Daisy Young henüz iki yaşında, en sevdiği tavşanını alışveriş esnasında
kaybetmiş, daha sonra sosyal medya aracılığıyla tüm İngiltere ayağa kalkmıştı.
Tabi en önemlisi küçük
Daisy'nin muradına erip Ruby'sine kavuşmasıydı. O anlar gerçekten görülmeye
değerdi. Hikâyeyi bilenler için o kavuşma anları meseleyle yeni tanışanlar
içinse tamamı... İşte mutlu sonla biten İngiltere'nin en büyük tavşan
operasyonu.
Üç yaşındaki Ruby
Stewart haftasonu ailesiyle birlikte çıktığı Londra gezisinde 'en yakın
arkadaşı' olan oyuncak tavşanını kaybedince üzüntüden yataklara düştü. Oyuncak
tavşanı olmadan uyuyamayan küçük kız sürekli ağlamaya başlayınca annesi kızının
oyuncak tavşanı için sosyal medyadan kayıp ilanı vermeye karar verdi...."
Bu haberden geriye bize
ne kaldı derseniz;
* Dünyanın en tatlı
kızlarından biri İngiltere'de yaşıyormuş.
* İngiltere'de
haberlerde oyuncak tavşanların bile isimleri ile yer alıyormuş
* İngilizlerin de ayağa
kalkabiliyormuş.
* Radikal'in dünyada
yaşanan üzüntülere duyarsız kalmıyormuş
* bla..bla...bla....
Ve bu haber ile ilgili
kendimizden utandım. Yanı başımızdaki çocuklara duyarsız kalışımıza.

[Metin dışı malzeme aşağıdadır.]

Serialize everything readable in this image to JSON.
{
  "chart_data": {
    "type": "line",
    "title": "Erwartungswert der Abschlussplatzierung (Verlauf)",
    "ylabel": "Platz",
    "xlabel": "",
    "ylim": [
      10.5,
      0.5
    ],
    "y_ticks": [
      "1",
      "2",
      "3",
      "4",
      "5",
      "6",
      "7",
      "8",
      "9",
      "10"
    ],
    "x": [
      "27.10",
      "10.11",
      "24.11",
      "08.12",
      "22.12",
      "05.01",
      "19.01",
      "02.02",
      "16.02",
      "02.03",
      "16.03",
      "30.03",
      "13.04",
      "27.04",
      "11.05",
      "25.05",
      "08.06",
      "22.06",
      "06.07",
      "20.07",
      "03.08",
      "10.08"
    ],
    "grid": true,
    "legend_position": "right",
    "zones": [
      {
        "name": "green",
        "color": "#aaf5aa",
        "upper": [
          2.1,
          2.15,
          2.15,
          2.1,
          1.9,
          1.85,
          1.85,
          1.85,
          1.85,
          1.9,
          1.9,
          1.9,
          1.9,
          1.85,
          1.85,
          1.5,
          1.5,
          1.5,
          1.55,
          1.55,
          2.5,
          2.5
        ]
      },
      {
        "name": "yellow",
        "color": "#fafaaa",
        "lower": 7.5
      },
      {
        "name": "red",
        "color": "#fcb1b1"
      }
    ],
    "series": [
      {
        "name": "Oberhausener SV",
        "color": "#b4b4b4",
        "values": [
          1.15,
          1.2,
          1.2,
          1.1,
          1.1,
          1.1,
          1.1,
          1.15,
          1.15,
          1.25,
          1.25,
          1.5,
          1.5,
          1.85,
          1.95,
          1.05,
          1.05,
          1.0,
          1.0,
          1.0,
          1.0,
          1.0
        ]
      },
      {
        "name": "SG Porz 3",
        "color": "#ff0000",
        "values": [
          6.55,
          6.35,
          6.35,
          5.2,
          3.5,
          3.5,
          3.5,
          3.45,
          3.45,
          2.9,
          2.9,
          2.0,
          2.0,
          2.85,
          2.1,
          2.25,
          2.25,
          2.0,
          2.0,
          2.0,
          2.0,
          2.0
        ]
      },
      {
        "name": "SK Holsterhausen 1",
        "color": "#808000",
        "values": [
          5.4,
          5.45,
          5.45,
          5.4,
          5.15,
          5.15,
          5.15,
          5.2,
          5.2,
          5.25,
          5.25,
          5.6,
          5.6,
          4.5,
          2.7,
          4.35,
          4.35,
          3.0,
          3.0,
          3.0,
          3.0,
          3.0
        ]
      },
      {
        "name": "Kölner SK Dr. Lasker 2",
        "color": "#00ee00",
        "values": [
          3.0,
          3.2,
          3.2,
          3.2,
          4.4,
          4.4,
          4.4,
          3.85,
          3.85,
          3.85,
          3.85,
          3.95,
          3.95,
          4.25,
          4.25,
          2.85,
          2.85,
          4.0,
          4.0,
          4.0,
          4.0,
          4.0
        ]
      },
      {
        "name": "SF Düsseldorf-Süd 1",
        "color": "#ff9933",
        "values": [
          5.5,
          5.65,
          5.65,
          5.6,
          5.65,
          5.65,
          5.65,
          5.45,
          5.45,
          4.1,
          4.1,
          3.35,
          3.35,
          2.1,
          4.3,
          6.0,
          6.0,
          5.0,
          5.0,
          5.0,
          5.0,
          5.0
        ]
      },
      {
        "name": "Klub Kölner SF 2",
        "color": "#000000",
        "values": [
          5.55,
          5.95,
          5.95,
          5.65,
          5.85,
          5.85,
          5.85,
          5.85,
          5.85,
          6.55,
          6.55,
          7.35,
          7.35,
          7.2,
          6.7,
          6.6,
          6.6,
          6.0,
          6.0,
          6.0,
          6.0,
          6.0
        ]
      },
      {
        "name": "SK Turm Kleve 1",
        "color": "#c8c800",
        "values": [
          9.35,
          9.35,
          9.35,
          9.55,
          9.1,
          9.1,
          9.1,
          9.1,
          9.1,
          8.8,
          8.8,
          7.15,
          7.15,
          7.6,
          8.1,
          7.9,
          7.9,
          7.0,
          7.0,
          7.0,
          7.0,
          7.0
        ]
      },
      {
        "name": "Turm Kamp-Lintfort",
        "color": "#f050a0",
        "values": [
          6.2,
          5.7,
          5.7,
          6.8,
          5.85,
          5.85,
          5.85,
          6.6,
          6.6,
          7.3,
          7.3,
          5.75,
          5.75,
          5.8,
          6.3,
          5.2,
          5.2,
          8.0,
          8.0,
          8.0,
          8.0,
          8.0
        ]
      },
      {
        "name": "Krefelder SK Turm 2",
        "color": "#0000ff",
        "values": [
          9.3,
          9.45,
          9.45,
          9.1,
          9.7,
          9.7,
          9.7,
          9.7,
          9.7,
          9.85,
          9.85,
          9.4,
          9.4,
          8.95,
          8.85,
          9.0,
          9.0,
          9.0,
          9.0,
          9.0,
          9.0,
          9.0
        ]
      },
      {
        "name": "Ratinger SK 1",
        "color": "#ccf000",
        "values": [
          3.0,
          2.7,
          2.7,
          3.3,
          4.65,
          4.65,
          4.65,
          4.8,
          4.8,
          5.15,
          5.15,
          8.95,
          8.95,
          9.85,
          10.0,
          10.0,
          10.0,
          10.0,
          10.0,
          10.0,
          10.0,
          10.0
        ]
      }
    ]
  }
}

Afganistan'dan, Irak'a, Bosna'ya, Filistin'e ve son durak Suriye'ye.
Anasını, babasını,
kardeşini, çocuklarını, evini, ülkesini kaybedenlerin sessiz dünyasına. Taş
kesilmiş yüreklere yandım. Ayağa kalkmayı bırakın, yan gözle bakmayanlara,
kulak bile kabartmayanlara.
Ve bir kaç habere göz
atabildim sadece, bu sessiz katliamlar dünyasından;
"Esad güçlerince
yapılan ve yüzlercesi çocuk 1400 kişinin hayatını kaybettiği kimyasal
bombardımanın ardından Suriyeli bir baba, 3-4 yaşlarındaki çocuğunun yerini
kaybetti. Her yerde çocuğunun cesedini arayan acılı baba, çevredekilerin arama
sonucu bulduğu çocuğunu karşısına görünce sevinç patlaması yaşadı. Sevinçten
dili tutulan baba çocuğuna kavuşur kavuşmaz öpüp kokladı ve defalarca şükür
ifadelerinde bulundu. Sevinçli babanın çocuğunu ilk gördüğü andaki yüz ifadesi
ise görmeye değer."
"Yoksulluk ve sefaletin
kol gezdiği bu evlerde aileler oldukça kalabalık. Özellikle girdiğimiz iki
odalı bir evde 30 kişi yaşıyordu. Buldukları boşlukta nefes almaya çalışan ve
çoğunluğunu çocukların oluşturduğu bu evden çıktığımızda bıraktığımız küçük
hediye paketlerini açarak oyuncaklara kavuşan çocukların cıvıltıları pencereden
dışarıya yansıyordu. Eline verdiğimiz basit bir balonla bir çocuğun bu kadar
mutlu olacağına hangimiz inanırdık ki? Ve gördüğümüz sefalet ve çaresizlik
karşısında burnumun canımı acıtarak bu denli sızladığına ilk defa tanık
oluyordum"
Biz bu dünyada neleri
gördük, neleri yaşadık. İnanmak artık akıl kari değil dünyamızda. Her şey
inanılır hale geldi. İsimsiz sessiz dünyanın çocukları büyüklerin oynadığı
vahşı bir oyunun piyonları sadece.
Ölen/yaralanan/kimsesiz
kalan binlerce çocuk ardından yaptıkları sadece bu işi kimin yaptığını bulup,
diplomatik ataklara kalmak yetişkinlerin. Çocuklar da oyuncakları da isimsiz bu
dünyada.
Gelelim Radikal'in çok
merak buyurduğu sorunun cevabına. Biz neleri unutmadık ki bu kızı hatırlayalım.
Ama! Biz her şeyi unutabiliriz, ancak bazı şeyleri unutmak bize kalmaz. Bu
konuda bize müsaade buyurmadığınız sürece bu kızı asla unutamayız. Hele bu kız
dünyanın en tatlı kızlarından biri ise...
Kim hatırlar dünyanın
isimsiz ve tatsız küçük çocuklarını ve binlerce sahipsiz oyuncak tavşanlarını!